I know another man and woman who have a baby boy and have chosen to be domestic partners only for his sake. It turns out listing both parents’ names on a birth certificate gives each of them parental rights and allows him access to their health insurance etc. Marriage is not just an emotional choice or an eventual reality, even for people who do fall in love, stick together and procreate.
I know a gay couple who have been together for decades, and now that marriage is legal in New York, they decided to finally make it official.
I know my parents, who were married for 25 years with two kids before they divorced, both deciding to never marry again. My father has a girlfriend who is herself a divorcee with grown children.
I have known my best friends for more than half my life, and we have lived within 10 miles of each other for most of that time. I knew them long before they met their current partners and their anniversaries will never catch up to our friendship. I know their parents, I know my “nephew,” who is my friend’s child, but my nephew nonetheless. Though I am not married, these relationships are no less important to me and no less vital to society. They are equal. The true value of human relationships can’t in good faith be legislated or categorized or placed into a single hierarchical system that is one size fits all.
While I may marry eventually, so I can reap the unfair benefits of marriage (because I always love a good government deal), I would forsake my own selfish interest to see the Supreme Court overthrow the entire institution of marriage, seeing it as the unfair, restrictive and presumptuous system it is. I would like to watch marriage equality supporters and opponents realize that not everyone will or wants to get married, and that regardless, we do all deserve equal rights. In my fantasy, equality supporters would get equal rights, and since marriage would no longer be a legal category, opponents could do whatever they wanted. I would like to watch both sides realize that marriage is a label, family is a construction made in many different ways, and love is better and more rewarding than any tax benefit.
Since that’s not likely to happen, three cheers for marriage equality.
Just remember, when and if the time comes, instead of having a wedding to celebrate your union, throw a party for all your single friends (with your tax benefit?) and shower them and the world around you with the love you have found. Maybe make a toast at the party and be really cheezy and quote Hillary Clinton and say: “It takes a village.” Supreme Court has just ruled that you MUST do that.

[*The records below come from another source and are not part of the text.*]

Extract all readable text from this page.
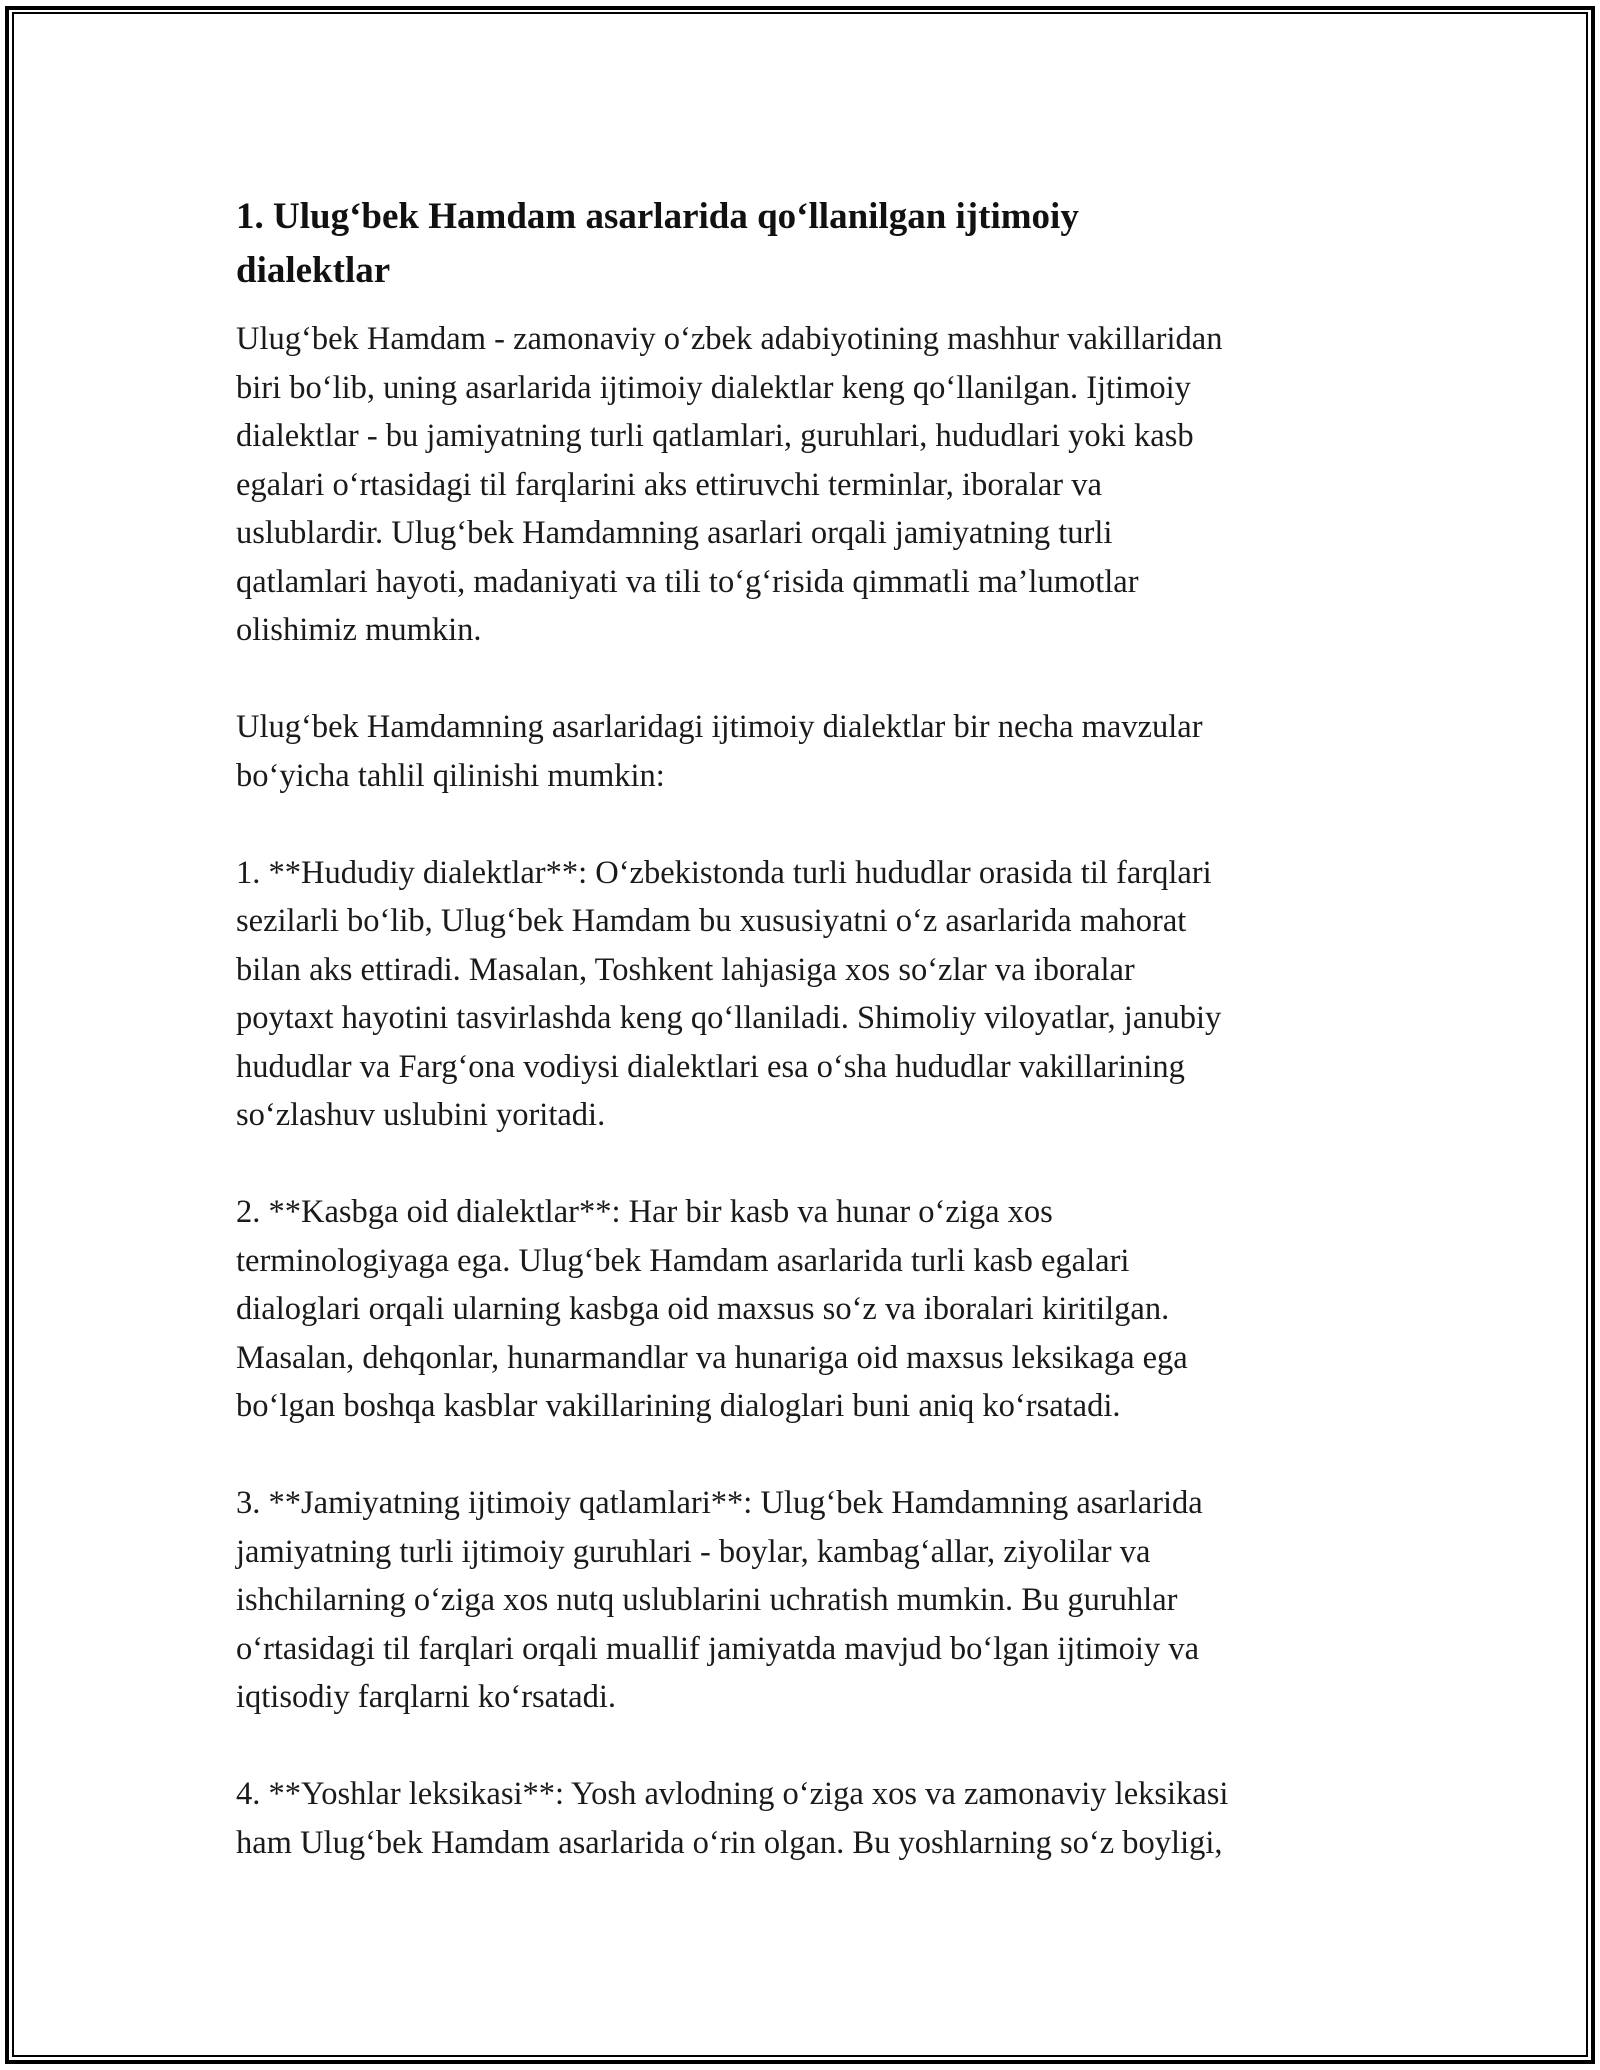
1. Ulug‘bek Hamdam asarlarida qo‘llanilgan ijtimoiy
dialektlar

Ulug‘bek Hamdam - zamonaviy o‘zbek adabiyotining mashhur vakillaridan
biri bo‘lib, uning asarlarida ijtimoiy dialektlar keng qo‘llanilgan. Ijtimoiy
dialektlar - bu jamiyatning turli qatlamlari, guruhlari, hududlari yoki kasb
egalari o‘rtasidagi til farqlarini aks ettiruvchi terminlar, iboralar va
uslublardir. Ulug‘bek Hamdamning asarlari orqali jamiyatning turli
qatlamlari hayoti, madaniyati va tili to‘g‘risida qimmatli ma’lumotlar
olishimiz mumkin.

Ulug‘bek Hamdamning asarlaridagi ijtimoiy dialektlar bir necha mavzular
bo‘yicha tahlil qilinishi mumkin:

1. **Hududiy dialektlar**: O‘zbekistonda turli hududlar orasida til farqlari
sezilarli bo‘lib, Ulug‘bek Hamdam bu xususiyatni o‘z asarlarida mahorat
bilan aks ettiradi. Masalan, Toshkent lahjasiga xos so‘zlar va iboralar
poytaxt hayotini tasvirlashda keng qo‘llaniladi. Shimoliy viloyatlar, janubiy
hududlar va Farg‘ona vodiysi dialektlari esa o‘sha hududlar vakillarining
so‘zlashuv uslubini yoritadi.

2. **Kasbga oid dialektlar**: Har bir kasb va hunar o‘ziga xos
terminologiyaga ega. Ulug‘bek Hamdam asarlarida turli kasb egalari
dialoglari orqali ularning kasbga oid maxsus so‘z va iboralari kiritilgan.
Masalan, dehqonlar, hunarmandlar va hunariga oid maxsus leksikaga ega
bo‘lgan boshqa kasblar vakillarining dialoglari buni aniq ko‘rsatadi.

3. **Jamiyatning ijtimoiy qatlamlari**: Ulug‘bek Hamdamning asarlarida
jamiyatning turli ijtimoiy guruhlari - boylar, kambag‘allar, ziyolilar va
ishchilarning o‘ziga xos nutq uslublarini uchratish mumkin. Bu guruhlar
o‘rtasidagi til farqlari orqali muallif jamiyatda mavjud bo‘lgan ijtimoiy va
iqtisodiy farqlarni ko‘rsatadi.

4. **Yoshlar leksikasi**: Yosh avlodning o‘ziga xos va zamonaviy leksikasi
ham Ulug‘bek Hamdam asarlarida o‘rin olgan. Bu yoshlarning so‘z boyligi,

Thank you for this post. I feel the same way but you have put it so eloquently. My sister lost her job because she wasn’t married. That is, they took her full-time job with benefits and changed it into 2 part-time jobs without benefits. Had she been married and had access to benefits through her spouse, she would barely have noticed the change. Instead, she had to move to a new city to get a new job. My point is, I would have given her my health insurance if I could! Unmarried people have family and loved ones just like everyone else! My sister, my brother, my nephews — they are my family. But the law sees me as alone.